日本でのダディンジュ祭りを見物したのは、2005年のことでした。
 ミャンマーの仏教徒による祭りは、仏教行事であり、お寺を中心に陰暦で行われます。満月の夜のお祭りのひとつ、ダディンジュ(Thadingyut)祭りについて。 

 ミャンマー仏教徒は、6月の満月から9月の満月までを 『雨安居(うあんご)』として。仏教徒の戒律を固く守ってすごします。(日本ではお坊さんでも夏安居の戒律まもっていないけれど)
 ダディンジュ月(ミャンマーは陰暦を使っています。太陽暦だとおよそ10月頃)
 ダディンジュ祭りは、雨安居の厳しい戒律の時期が終わったことを仏に感謝し、家族親戚友人達とごちそうをいっしょ食べ談笑し、お坊さんを招いて食事をさしあげ法話を聞くことでよりいっそう堅固な仏教徒となることを喜ぶ祭りです。

 10月には私は日本に帰国している時期なので、本場のダディンジュ祭りは見られませんが、日本でも各地で在日ビルマ人が集まって、祭りを行っているので、参加したいと思っています。

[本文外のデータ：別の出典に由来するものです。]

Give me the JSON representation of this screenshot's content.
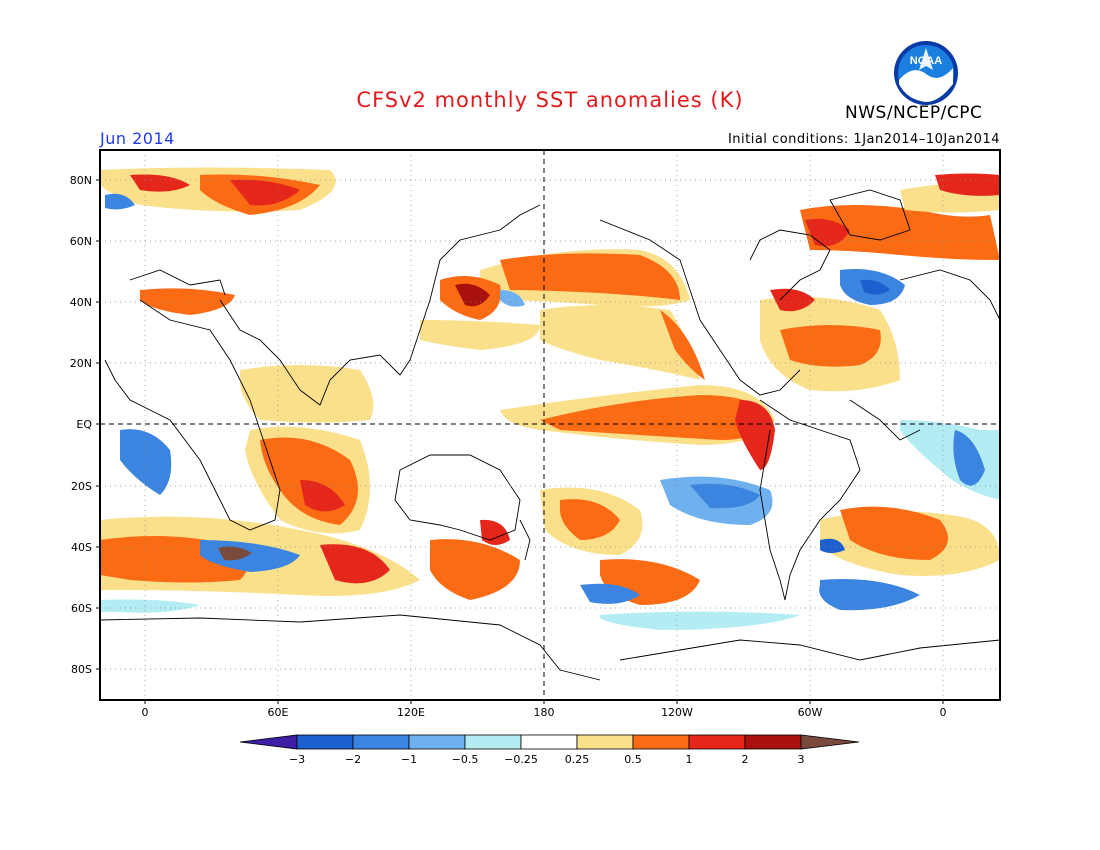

 「解夏祭るビルマパゴダの金色の屋根をかすめて飛ぶ白き鳥」
 この歌は、ビルマに行ったこともない春庭が、ビルマのお寺を想像して2005年に詠んだものです。そのビルマの金色のお寺を10年後に本当に見ることができたなんて、感激でした。
 赴任する8月9月は雨安居の真っ最中。私も、ちと仏教徒らしく、身をつつしんで過ごしたいと思います。